OSWALD EGGER: ENTWEDER ICH HABE DIE FAHRT AM MISSISSIPPI

vom 29.09.2021

In Oswald Eggers (Jg. 1963) Texten spricht Natur, als käme sie selbst zu Wort. Programmatisch der Titel seines neuesten Buches: "Entweder ich habe die Fahrt am Mississippi nur geträumt, oder ich träume jetzt" (Suhrkamp 2021)

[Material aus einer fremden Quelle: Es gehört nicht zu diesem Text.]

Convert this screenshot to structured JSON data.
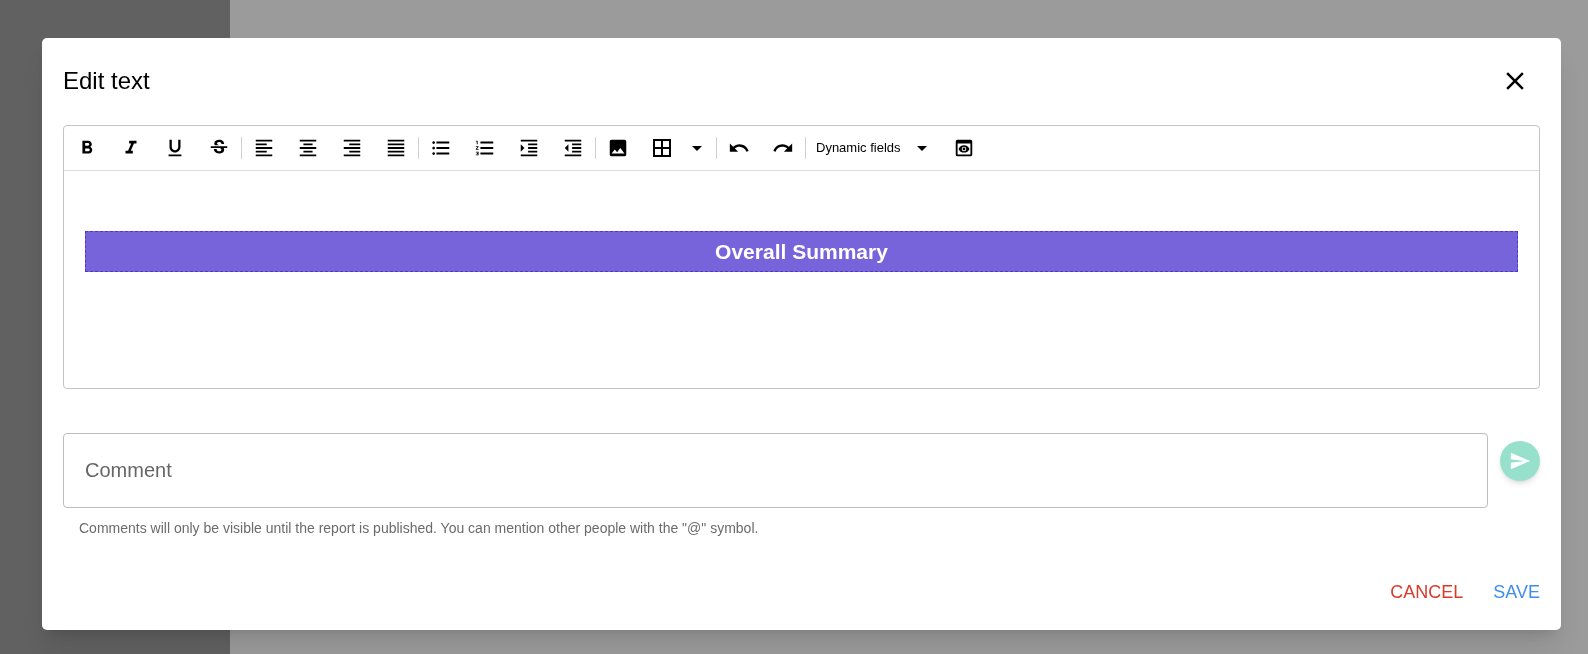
{
  "dialog": {
    "title": "Edit text"
  },
  "editor": {
    "toolbar": {
      "dynamic_fields": "Dynamic fields"
    },
    "banner": {
      "text": "Overall Summary",
      "color": "#7764db"
    }
  },
  "comment": {
    "placeholder": "Comment",
    "helper": "Comments will only be visible until the report is published. You can mention other people with the \"@\" symbol.",
    "send_disabled": true
  },
  "actions": [
    {
      "label": "CANCEL",
      "kind": "cancel"
    },
    {
      "label": "SAVE",
      "kind": "save"
    }
  ]
}
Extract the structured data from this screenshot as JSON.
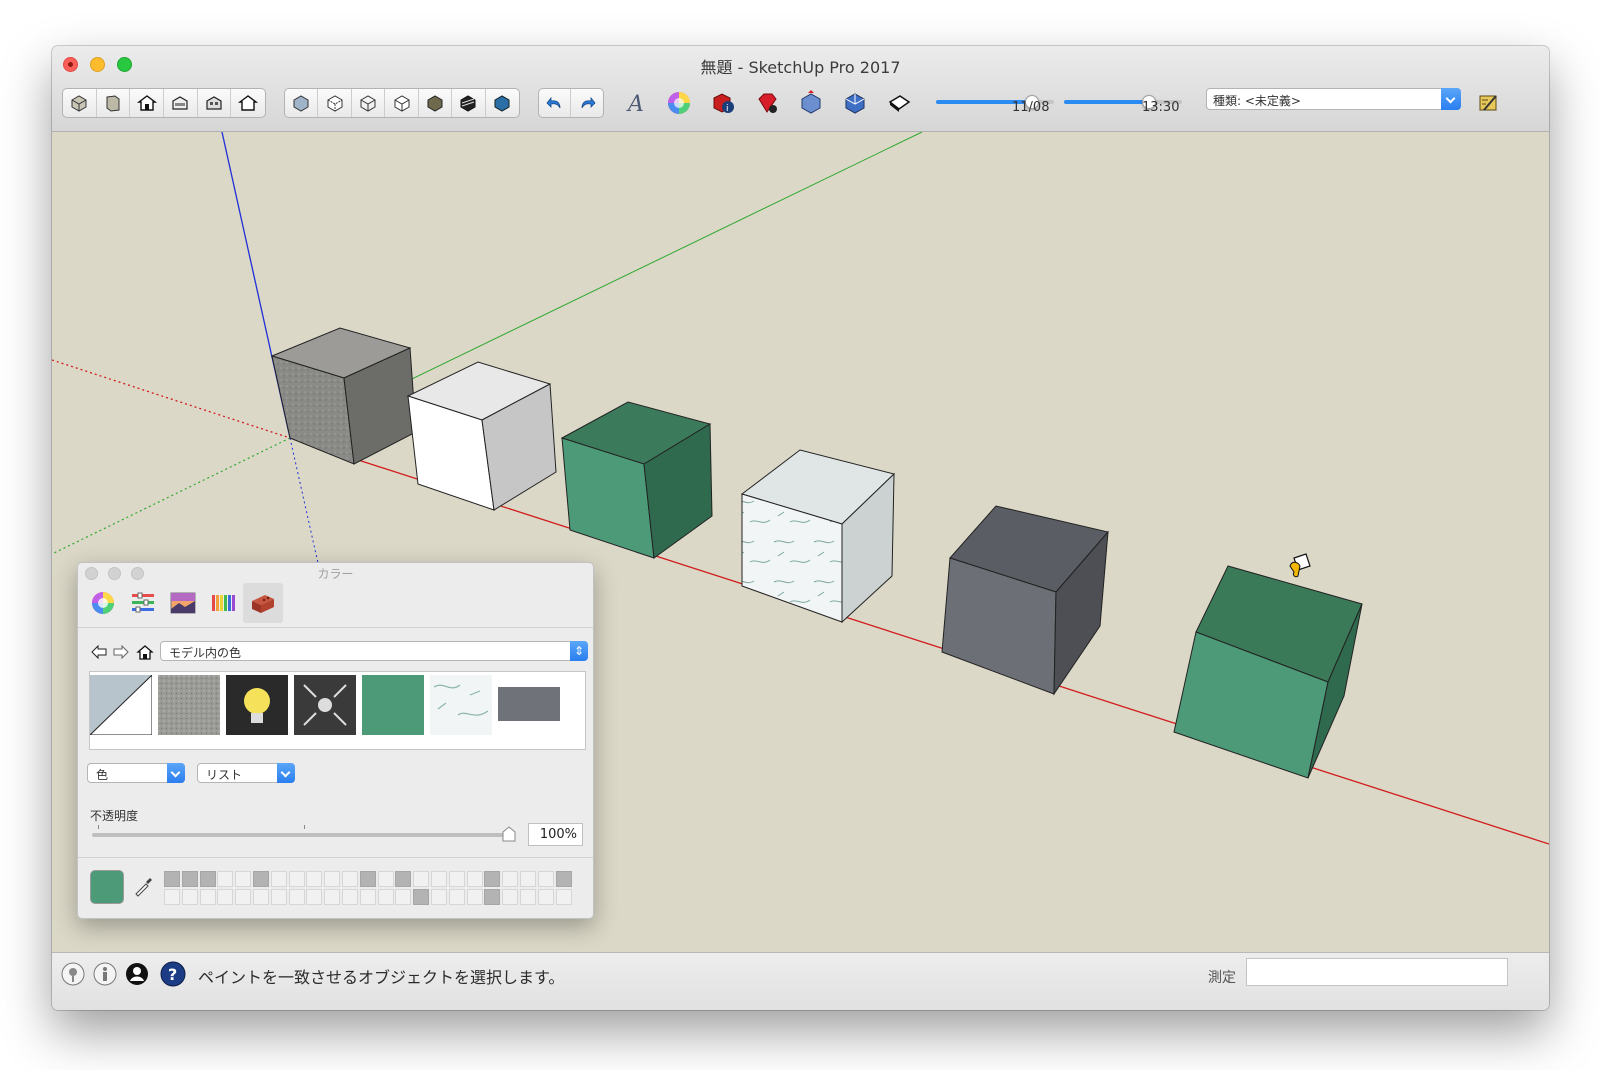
{
  "window": {
    "title": "無題 - SketchUp Pro 2017"
  },
  "toolbar": {
    "shadow_date": "11/08",
    "shadow_time": "13:30",
    "style_select_value": "種類: <未定義>",
    "colors": {
      "accent": "#2a8cf3"
    }
  },
  "color_panel": {
    "title": "カラー",
    "collection_select": "モデル内の色",
    "type_select": "色",
    "view_select": "リスト",
    "opacity_label": "不透明度",
    "opacity_value": "100%",
    "current_color": "#4c9a78"
  },
  "status": {
    "message": "ペイントを一致させるオブジェクトを選択します。",
    "measure_label": "測定",
    "measure_value": ""
  },
  "icons": {
    "toolbar_views": [
      "iso-view-icon",
      "top-view-icon",
      "front-view-icon",
      "right-view-icon",
      "back-view-icon",
      "left-view-icon"
    ],
    "toolbar_styles": [
      "xray-icon",
      "back-edges-icon",
      "wireframe-icon",
      "hidden-line-icon",
      "shaded-icon",
      "shaded-textures-icon",
      "monochrome-icon"
    ],
    "colors": {
      "green_material": "#4c9a78",
      "axis_red": "#d21c1c",
      "axis_green": "#2fa82f",
      "axis_blue": "#1f2fd8"
    }
  }
}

Knochig, und zittrig pfaucht und steigt aus dem Geröllbett heißer, flimmernder Gneismassen Luft auf durch die Miragen und Flumen: Der Schutt hat sich sondiert, in feinerdige und steinige Bestandteile; die Blätter welken sich tot und verdorrten, sie knoten und verwinden und krümmen sich vor Dürre. Schuttzungen über einem Schotterbett aus eckigen Gesteinsbrocken. Die lockere und trockene Anhäufung, die Packungen der Knotten und Blöcke dagegen drehten das oft zähe Netz: Verhäufte Erde, Mulden und rundgeschliffene Granitbröckel von Faust-bis Kopfgröße liegen fest und dicht gepackt aufeinander. Ich blicke schon auf den Mississippi, dessen Rieselfläche plötzlich, kabbelig und seich, in Unruhe gerät; ich drehe mich um, sehe Fäden (etwas Ähnliches), die sich aber vor den Augen zusammenballten und als zittrige Kontur umfüllten. Inmitten Rippeln und durch die äußeren durchsichtigen Wasserlamellen durch sehe ich die zu Unmulden eingetieften cumuli ganz aufgehellter Lichtflecken. Ein Wegnetzwerk von Runsenund Uferkämmen umschließt sie mit ovalblasigen Kratern: Ringnischen-Kringel, von Moosknotenpolstern gebildete, flinserdig apere Krateröfen und Feldern: zu Grus zerfallen und nur an den Berührstellen zu gegenpolporigen Schäumringen zusammengewachsenen Löchern.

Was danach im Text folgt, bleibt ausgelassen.